Et Reeves, depuis John Wick, a redéfini ce que peut être la précision au cinéma d’action. Un personnage construit sur l’économie de gestes et la léthalité froide fonctionnerait parfaitement en contraste avec les deux autres.

Ce que la franchise gagnerait à se réinventer ainsi

La saga Predator a connu des fortunes diverses. Le premier film de 1987 reste une référence du genre. Les suites ont oscillé entre le très correct et le franchement décevant. Prey, sorti en 2022, a rappelé que la formule pouvait encore fonctionner à condition de prendre des risques narratifs réels : nouveau décor, nouveau protagoniste, regard neuf sur la créature.

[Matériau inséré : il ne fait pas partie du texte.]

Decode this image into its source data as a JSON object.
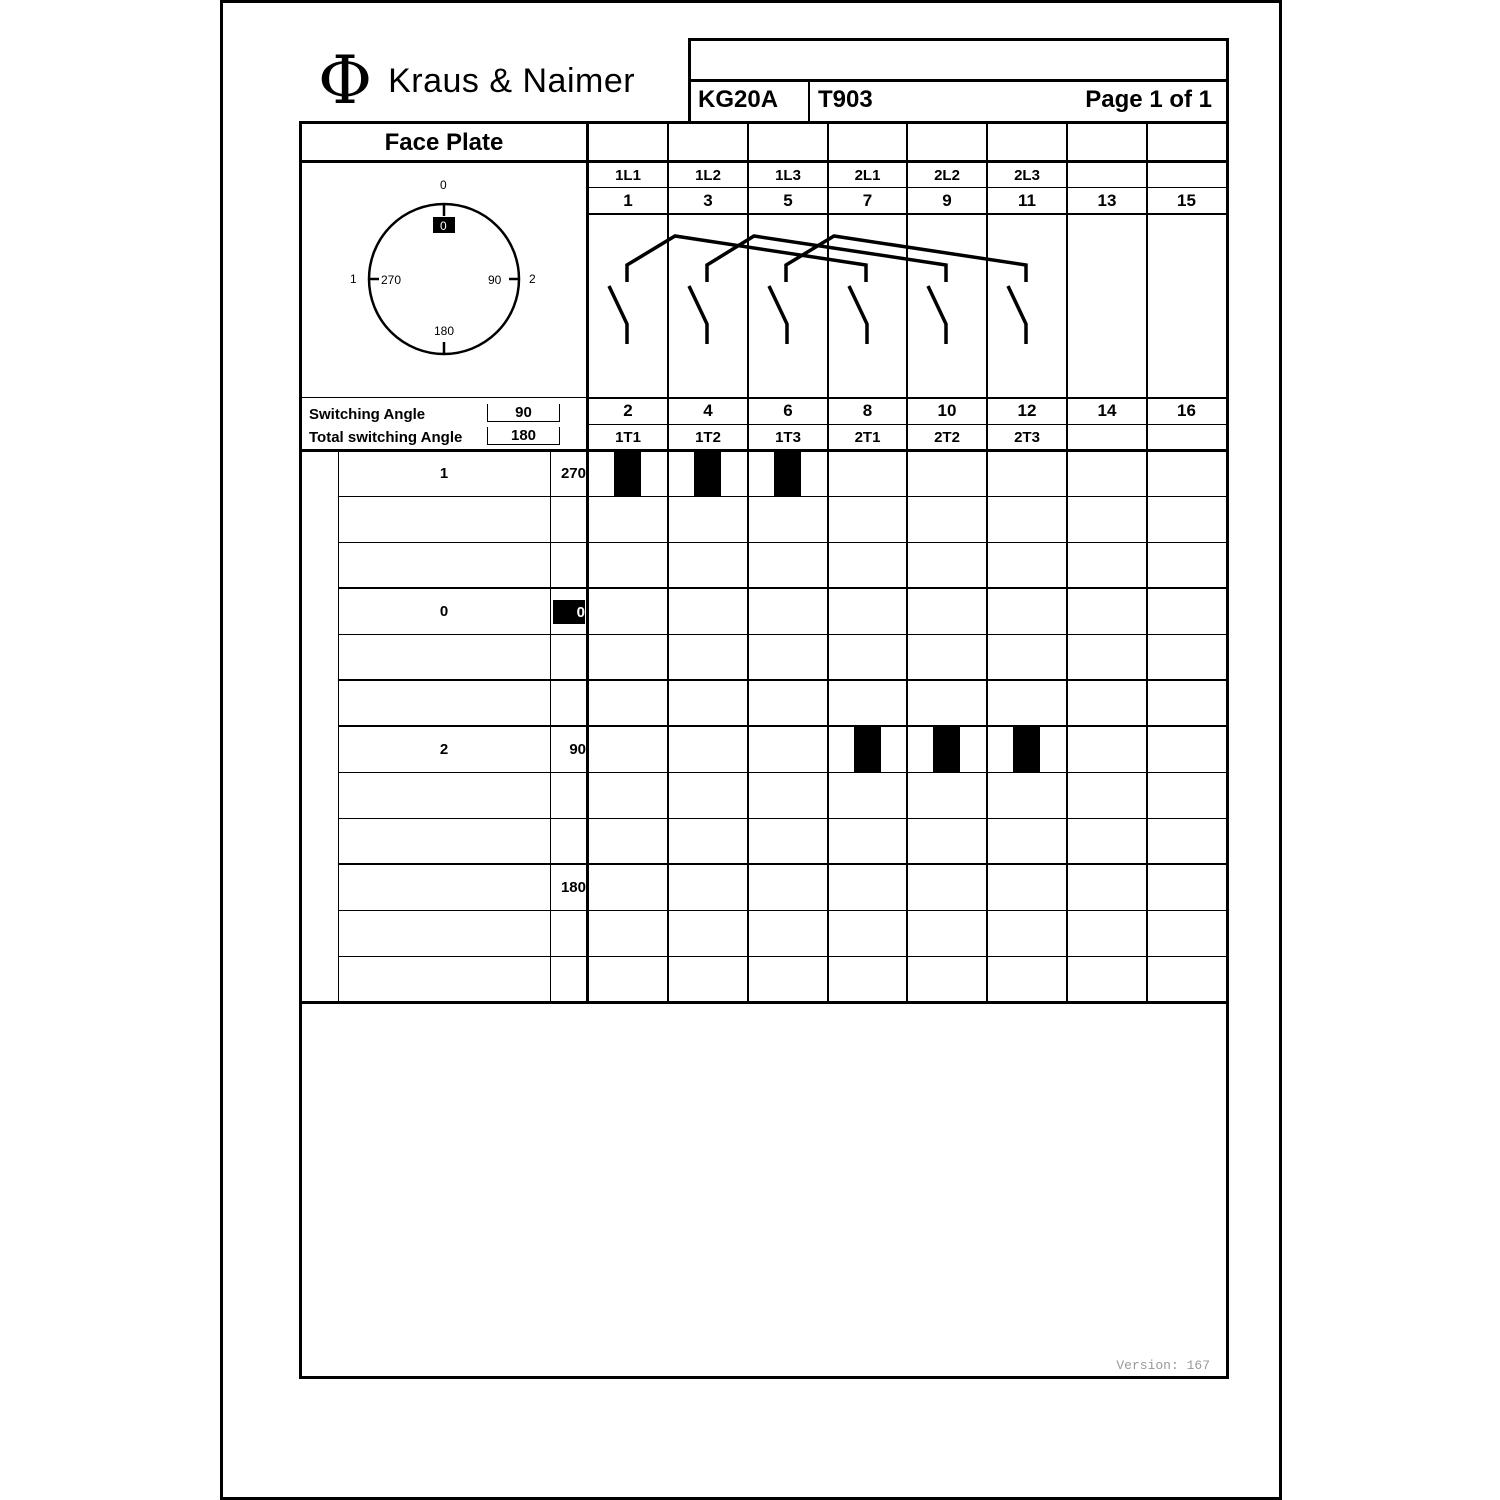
{
  "header": {
    "brand": "Kraus & Naimer",
    "model": "KG20A",
    "code": "T903",
    "page": "Page 1 of 1"
  },
  "face_plate": {
    "title": "Face Plate",
    "outer_labels": {
      "top": "0",
      "left": "1",
      "right": "2"
    },
    "inner_labels": {
      "top": "0",
      "left": "270",
      "right": "90",
      "bottom": "180"
    },
    "switching_angle_label": "Switching Angle",
    "switching_angle": "90",
    "total_angle_label": "Total switching Angle",
    "total_angle": "180"
  },
  "terminals": {
    "top_names": [
      "1L1",
      "1L2",
      "1L3",
      "2L1",
      "2L2",
      "2L3",
      "",
      ""
    ],
    "top_numbers": [
      "1",
      "3",
      "5",
      "7",
      "9",
      "11",
      "13",
      "15"
    ],
    "bottom_numbers": [
      "2",
      "4",
      "6",
      "8",
      "10",
      "12",
      "14",
      "16"
    ],
    "bottom_names": [
      "1T1",
      "1T2",
      "1T3",
      "2T1",
      "2T2",
      "2T3",
      "",
      ""
    ]
  },
  "positions": [
    {
      "label": "1",
      "angle": "270",
      "highlight": false,
      "closed": [
        0,
        1,
        2
      ]
    },
    {
      "label": "",
      "angle": "",
      "highlight": false,
      "closed": []
    },
    {
      "label": "",
      "angle": "",
      "highlight": false,
      "closed": []
    },
    {
      "label": "0",
      "angle": "0",
      "highlight": true,
      "closed": []
    },
    {
      "label": "",
      "angle": "",
      "highlight": false,
      "closed": []
    },
    {
      "label": "",
      "angle": "",
      "highlight": false,
      "closed": []
    },
    {
      "label": "2",
      "angle": "90",
      "highlight": false,
      "closed": [
        3,
        4,
        5
      ]
    },
    {
      "label": "",
      "angle": "",
      "highlight": false,
      "closed": []
    },
    {
      "label": "",
      "angle": "",
      "highlight": false,
      "closed": []
    },
    {
      "label": "",
      "angle": "180",
      "highlight": false,
      "closed": []
    },
    {
      "label": "",
      "angle": "",
      "highlight": false,
      "closed": []
    },
    {
      "label": "",
      "angle": "",
      "highlight": false,
      "closed": []
    }
  ],
  "footer": {
    "version": "Version: 167"
  }
}
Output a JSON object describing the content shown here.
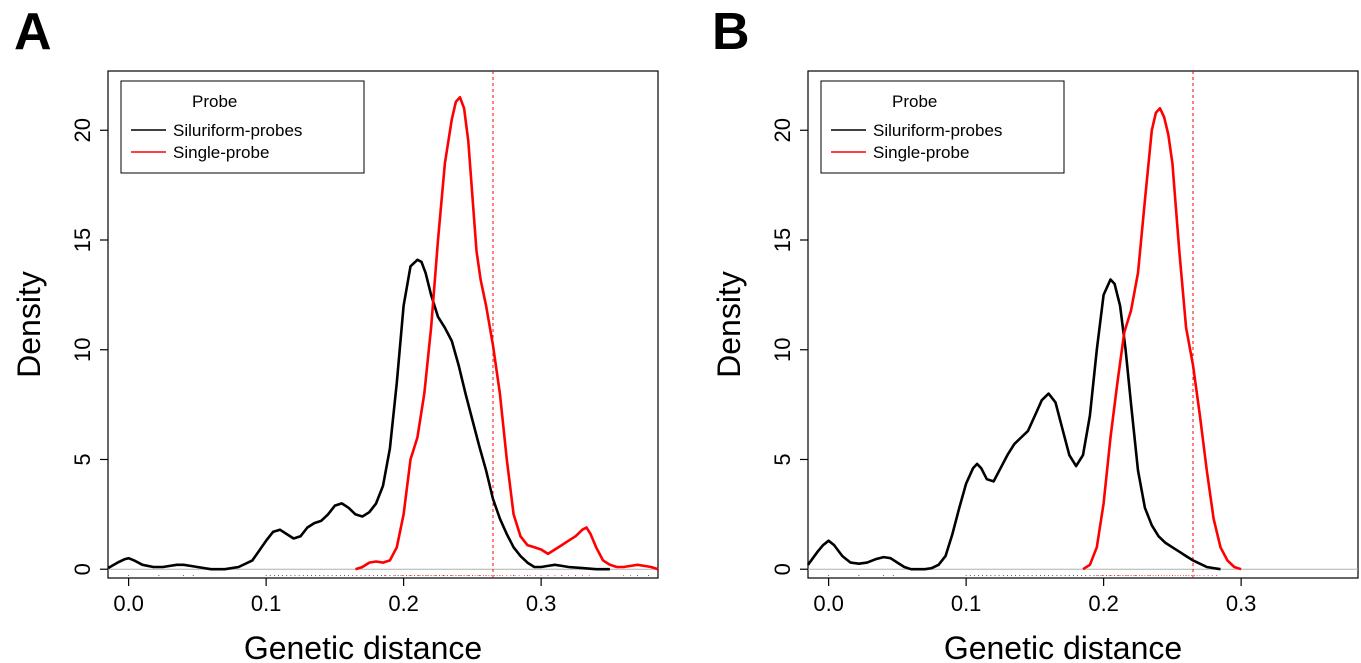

L’idée d’un épisode situé dans l’Égypte antique ou contemporaine prolongerait cette logique de réinvention géographique et culturelle. Le Predator comme entité qui traverse les civilisations, qui a peut-être déjà chassé ici il y a des millénaires, c’est un fil narratif qui existe dans les comics et les romans dérivés de la franchise mais n’a jamais vraiment été exploité au cinéma.

Avec un trio d’acteurs capables d’incarner chacun une facette différente du genre, et un décor qui n’a jamais servi de cadre à un film de la saga, les ingrédients d’un épisode mémorable sont réunis. Il ne manque plus qu’un scénariste pour transformer l’essai.